Courtney Elmer 42:41  

Tyler, thank you for being here today. For those listening who want to conect with you for customer engagement ideas, follow you online, where can they do that?

 

Tyler Foley

Well, Courtney Elmer, either seantylerfoley.com, or on Facebook.

 

Courtney Elmer 46:03  

For you listening, I swear I did not pay Tyler, to say any of that. I hope that for you listening, you reach out to connect with Tyler as well, because I think you know, at least for me in my own journey, learning a the power of my own voice, be learning how to use it have been the two biggest things that have helped me build the audience that I have, increase customer engagement, and have helped be create the connections that I've been able and privileged and blessed and so grateful to create with those that I've had the opportunity to work with. So Tyler, thank you.
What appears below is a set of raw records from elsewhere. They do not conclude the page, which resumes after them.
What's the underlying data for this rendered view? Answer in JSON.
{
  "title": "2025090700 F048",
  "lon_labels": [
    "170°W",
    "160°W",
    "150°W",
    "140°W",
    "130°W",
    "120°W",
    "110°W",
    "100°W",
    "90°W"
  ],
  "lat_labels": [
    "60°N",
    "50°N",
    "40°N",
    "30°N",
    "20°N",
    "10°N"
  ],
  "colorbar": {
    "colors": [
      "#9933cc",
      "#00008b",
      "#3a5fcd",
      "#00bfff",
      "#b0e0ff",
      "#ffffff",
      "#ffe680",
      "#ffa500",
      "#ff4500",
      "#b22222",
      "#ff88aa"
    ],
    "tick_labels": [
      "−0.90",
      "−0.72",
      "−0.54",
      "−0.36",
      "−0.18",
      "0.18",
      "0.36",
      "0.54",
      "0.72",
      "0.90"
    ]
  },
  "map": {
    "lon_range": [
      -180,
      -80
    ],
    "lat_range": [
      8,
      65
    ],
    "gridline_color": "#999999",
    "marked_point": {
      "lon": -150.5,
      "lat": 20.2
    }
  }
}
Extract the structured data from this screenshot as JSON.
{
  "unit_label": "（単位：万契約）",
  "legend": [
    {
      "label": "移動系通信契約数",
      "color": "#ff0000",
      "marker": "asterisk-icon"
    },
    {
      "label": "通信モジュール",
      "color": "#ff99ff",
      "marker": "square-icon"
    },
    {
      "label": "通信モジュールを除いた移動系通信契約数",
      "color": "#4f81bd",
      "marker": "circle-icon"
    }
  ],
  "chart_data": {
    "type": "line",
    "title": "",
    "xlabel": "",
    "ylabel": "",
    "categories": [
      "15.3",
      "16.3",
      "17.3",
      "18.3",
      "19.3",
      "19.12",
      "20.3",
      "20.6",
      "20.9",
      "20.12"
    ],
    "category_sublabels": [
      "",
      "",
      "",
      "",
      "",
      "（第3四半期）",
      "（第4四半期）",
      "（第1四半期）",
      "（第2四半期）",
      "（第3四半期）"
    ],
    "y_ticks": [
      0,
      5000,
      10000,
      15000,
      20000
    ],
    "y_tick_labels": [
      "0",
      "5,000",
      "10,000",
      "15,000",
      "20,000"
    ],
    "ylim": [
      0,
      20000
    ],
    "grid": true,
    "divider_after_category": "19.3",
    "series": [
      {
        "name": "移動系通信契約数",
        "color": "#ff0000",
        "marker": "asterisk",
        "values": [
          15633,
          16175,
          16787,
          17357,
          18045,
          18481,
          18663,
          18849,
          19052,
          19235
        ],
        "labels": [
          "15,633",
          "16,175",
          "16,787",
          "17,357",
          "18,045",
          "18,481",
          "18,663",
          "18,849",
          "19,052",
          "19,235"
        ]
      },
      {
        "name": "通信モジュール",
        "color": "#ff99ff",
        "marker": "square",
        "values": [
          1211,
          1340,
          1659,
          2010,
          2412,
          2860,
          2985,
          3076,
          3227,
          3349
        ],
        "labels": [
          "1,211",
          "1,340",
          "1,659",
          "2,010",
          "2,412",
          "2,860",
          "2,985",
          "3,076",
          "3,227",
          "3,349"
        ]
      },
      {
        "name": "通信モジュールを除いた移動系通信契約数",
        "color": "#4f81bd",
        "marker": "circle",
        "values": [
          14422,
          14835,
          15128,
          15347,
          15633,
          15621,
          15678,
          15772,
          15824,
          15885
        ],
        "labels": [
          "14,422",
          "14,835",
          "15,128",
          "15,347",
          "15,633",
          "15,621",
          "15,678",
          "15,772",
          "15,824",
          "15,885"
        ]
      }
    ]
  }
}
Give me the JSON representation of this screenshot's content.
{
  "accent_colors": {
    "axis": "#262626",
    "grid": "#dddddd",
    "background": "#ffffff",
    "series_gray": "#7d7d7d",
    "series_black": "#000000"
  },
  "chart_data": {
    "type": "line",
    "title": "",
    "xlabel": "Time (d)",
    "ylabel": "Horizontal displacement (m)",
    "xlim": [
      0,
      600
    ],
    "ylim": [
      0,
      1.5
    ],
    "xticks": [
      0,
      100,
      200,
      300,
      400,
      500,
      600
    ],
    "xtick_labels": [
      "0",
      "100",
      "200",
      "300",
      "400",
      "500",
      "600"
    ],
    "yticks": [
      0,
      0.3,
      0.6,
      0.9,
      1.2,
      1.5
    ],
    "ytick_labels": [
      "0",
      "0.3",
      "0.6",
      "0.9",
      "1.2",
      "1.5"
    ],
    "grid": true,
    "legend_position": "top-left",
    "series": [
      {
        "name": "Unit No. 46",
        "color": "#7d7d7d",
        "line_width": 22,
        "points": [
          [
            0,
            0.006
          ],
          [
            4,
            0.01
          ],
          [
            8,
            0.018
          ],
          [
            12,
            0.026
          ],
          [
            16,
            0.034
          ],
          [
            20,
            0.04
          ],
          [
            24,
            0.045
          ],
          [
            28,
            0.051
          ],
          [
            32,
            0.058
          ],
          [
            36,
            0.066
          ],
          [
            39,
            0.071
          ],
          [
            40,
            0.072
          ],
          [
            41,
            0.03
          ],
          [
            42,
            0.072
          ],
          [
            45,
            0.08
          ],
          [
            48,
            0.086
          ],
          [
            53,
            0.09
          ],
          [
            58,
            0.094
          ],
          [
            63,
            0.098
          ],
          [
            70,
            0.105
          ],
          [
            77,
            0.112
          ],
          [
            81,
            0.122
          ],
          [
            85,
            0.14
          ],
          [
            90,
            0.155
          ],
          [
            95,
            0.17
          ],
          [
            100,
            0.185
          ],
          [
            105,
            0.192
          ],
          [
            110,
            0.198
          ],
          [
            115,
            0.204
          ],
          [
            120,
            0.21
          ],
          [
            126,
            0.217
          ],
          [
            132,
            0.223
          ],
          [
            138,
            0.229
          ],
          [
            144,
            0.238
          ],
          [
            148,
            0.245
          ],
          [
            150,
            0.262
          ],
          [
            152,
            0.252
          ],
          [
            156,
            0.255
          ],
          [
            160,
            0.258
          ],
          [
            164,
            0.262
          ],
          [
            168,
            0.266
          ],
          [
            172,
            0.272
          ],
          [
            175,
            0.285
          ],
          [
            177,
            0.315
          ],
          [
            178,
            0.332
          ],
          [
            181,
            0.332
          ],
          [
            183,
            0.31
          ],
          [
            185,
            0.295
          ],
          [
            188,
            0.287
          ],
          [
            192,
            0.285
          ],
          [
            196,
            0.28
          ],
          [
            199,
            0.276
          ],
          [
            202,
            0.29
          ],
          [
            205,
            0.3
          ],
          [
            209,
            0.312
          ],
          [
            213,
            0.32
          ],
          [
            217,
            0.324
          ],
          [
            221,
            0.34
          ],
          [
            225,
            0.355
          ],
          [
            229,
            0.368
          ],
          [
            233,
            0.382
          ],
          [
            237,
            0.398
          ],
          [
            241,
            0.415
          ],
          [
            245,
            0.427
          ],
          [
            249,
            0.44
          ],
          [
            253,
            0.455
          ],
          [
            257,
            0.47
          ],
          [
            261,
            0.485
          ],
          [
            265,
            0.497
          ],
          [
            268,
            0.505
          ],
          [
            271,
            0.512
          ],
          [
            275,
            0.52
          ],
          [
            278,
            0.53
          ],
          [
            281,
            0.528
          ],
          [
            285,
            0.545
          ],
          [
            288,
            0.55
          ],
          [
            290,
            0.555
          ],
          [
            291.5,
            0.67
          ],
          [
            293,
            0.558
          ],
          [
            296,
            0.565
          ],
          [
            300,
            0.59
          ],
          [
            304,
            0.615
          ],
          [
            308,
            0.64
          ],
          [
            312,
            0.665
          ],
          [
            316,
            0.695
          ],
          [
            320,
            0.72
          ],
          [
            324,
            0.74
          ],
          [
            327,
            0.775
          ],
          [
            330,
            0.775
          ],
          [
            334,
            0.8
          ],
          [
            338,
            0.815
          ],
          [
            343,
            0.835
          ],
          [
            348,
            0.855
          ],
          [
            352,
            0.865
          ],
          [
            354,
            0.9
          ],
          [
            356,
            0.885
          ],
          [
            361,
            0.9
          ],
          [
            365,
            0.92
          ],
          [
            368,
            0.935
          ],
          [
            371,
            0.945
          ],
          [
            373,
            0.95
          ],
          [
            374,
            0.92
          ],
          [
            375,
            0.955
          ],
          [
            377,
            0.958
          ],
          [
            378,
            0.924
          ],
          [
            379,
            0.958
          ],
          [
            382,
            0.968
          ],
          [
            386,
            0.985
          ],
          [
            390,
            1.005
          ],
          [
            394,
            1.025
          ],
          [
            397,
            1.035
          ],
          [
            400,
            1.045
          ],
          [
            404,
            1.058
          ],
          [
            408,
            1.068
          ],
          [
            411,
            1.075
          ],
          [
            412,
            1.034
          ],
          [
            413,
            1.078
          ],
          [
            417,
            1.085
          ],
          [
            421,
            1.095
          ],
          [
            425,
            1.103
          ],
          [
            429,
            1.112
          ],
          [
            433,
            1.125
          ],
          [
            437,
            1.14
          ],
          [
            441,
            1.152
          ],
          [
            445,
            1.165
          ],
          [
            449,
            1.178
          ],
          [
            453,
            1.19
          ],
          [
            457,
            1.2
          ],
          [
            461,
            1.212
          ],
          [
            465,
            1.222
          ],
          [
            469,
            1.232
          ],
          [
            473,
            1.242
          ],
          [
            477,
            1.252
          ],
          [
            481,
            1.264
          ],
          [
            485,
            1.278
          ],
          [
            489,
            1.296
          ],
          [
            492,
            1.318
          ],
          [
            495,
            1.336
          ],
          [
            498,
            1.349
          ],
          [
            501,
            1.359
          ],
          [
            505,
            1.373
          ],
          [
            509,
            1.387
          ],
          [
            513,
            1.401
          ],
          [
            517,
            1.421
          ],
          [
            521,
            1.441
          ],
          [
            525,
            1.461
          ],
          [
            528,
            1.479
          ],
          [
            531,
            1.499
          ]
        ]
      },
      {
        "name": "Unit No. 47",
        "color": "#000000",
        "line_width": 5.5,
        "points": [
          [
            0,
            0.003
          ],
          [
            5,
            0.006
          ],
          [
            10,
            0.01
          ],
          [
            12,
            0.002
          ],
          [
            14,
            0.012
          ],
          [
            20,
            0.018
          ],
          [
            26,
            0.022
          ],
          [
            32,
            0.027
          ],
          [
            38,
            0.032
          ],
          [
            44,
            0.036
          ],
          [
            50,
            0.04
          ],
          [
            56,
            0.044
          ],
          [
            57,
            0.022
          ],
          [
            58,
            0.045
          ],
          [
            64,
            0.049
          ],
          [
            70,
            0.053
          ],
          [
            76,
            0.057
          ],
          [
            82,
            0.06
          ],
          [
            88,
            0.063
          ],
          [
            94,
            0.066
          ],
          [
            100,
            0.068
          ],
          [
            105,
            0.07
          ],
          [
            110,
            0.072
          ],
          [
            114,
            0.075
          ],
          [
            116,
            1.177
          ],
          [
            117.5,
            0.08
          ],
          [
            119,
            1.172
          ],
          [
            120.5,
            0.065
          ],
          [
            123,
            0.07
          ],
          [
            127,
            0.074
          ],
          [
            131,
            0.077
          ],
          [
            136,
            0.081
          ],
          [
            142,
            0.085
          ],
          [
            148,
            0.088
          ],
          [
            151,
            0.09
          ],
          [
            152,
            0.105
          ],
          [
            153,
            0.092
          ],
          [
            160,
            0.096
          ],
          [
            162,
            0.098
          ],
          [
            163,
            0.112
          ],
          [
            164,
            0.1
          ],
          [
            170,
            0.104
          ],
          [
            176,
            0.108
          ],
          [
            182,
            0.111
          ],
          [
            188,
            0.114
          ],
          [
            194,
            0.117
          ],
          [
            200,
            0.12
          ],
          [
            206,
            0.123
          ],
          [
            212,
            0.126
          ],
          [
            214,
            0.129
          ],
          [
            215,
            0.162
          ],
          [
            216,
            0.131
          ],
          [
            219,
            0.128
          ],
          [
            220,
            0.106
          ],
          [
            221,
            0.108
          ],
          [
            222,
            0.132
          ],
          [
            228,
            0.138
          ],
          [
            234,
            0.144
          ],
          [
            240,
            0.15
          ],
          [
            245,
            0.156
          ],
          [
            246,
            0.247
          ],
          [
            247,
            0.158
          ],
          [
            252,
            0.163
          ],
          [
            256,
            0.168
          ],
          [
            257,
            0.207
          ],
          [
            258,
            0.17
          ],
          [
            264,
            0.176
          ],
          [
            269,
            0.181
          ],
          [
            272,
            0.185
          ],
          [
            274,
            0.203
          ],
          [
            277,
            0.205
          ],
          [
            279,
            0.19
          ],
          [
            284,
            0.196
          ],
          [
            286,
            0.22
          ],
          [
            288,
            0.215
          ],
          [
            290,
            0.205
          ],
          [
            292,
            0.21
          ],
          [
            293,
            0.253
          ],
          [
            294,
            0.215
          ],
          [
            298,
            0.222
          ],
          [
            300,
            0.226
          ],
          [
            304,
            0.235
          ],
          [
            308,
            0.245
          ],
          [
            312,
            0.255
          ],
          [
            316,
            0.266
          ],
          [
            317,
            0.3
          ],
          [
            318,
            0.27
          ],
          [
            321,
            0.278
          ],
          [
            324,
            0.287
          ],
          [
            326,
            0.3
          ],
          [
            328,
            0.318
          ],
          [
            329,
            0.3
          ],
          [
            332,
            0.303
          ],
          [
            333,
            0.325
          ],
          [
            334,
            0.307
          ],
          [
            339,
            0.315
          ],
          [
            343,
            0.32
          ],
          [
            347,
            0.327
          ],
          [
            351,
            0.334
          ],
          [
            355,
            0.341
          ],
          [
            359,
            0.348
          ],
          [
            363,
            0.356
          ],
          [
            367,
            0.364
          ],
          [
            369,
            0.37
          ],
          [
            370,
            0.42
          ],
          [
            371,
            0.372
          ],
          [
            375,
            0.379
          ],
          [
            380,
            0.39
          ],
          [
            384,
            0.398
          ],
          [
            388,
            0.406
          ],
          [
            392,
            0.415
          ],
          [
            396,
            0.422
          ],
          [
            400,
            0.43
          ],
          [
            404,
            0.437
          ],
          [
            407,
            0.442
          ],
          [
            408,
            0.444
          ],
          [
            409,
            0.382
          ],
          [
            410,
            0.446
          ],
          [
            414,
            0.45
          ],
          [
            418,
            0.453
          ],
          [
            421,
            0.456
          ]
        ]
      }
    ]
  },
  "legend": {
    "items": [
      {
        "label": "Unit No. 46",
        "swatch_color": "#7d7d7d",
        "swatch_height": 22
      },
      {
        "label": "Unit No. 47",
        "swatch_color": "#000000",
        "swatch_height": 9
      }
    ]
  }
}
We'll have to have you back on.

 

Tyler Foley 46:45  

Oh, it'd be my joy, Courtney Elmer, I look forward to it.

 

Tyler  FoleyProfile Photo

Tyler Foley

Author

Sean Tyler Foley is an accomplished film and stage performer and has been acting in film and television since he was 6 years old. He has appeared in productions including Freddy Vs Jason, Door to Door, Carrie, and the musical Ragtime. Tyler is passionate about helping others confidently take the stage and impact an audience with their stories. He is currently the Managing Director of Total Buy In and author of the #1 best-selling book The Power to Speak Naked.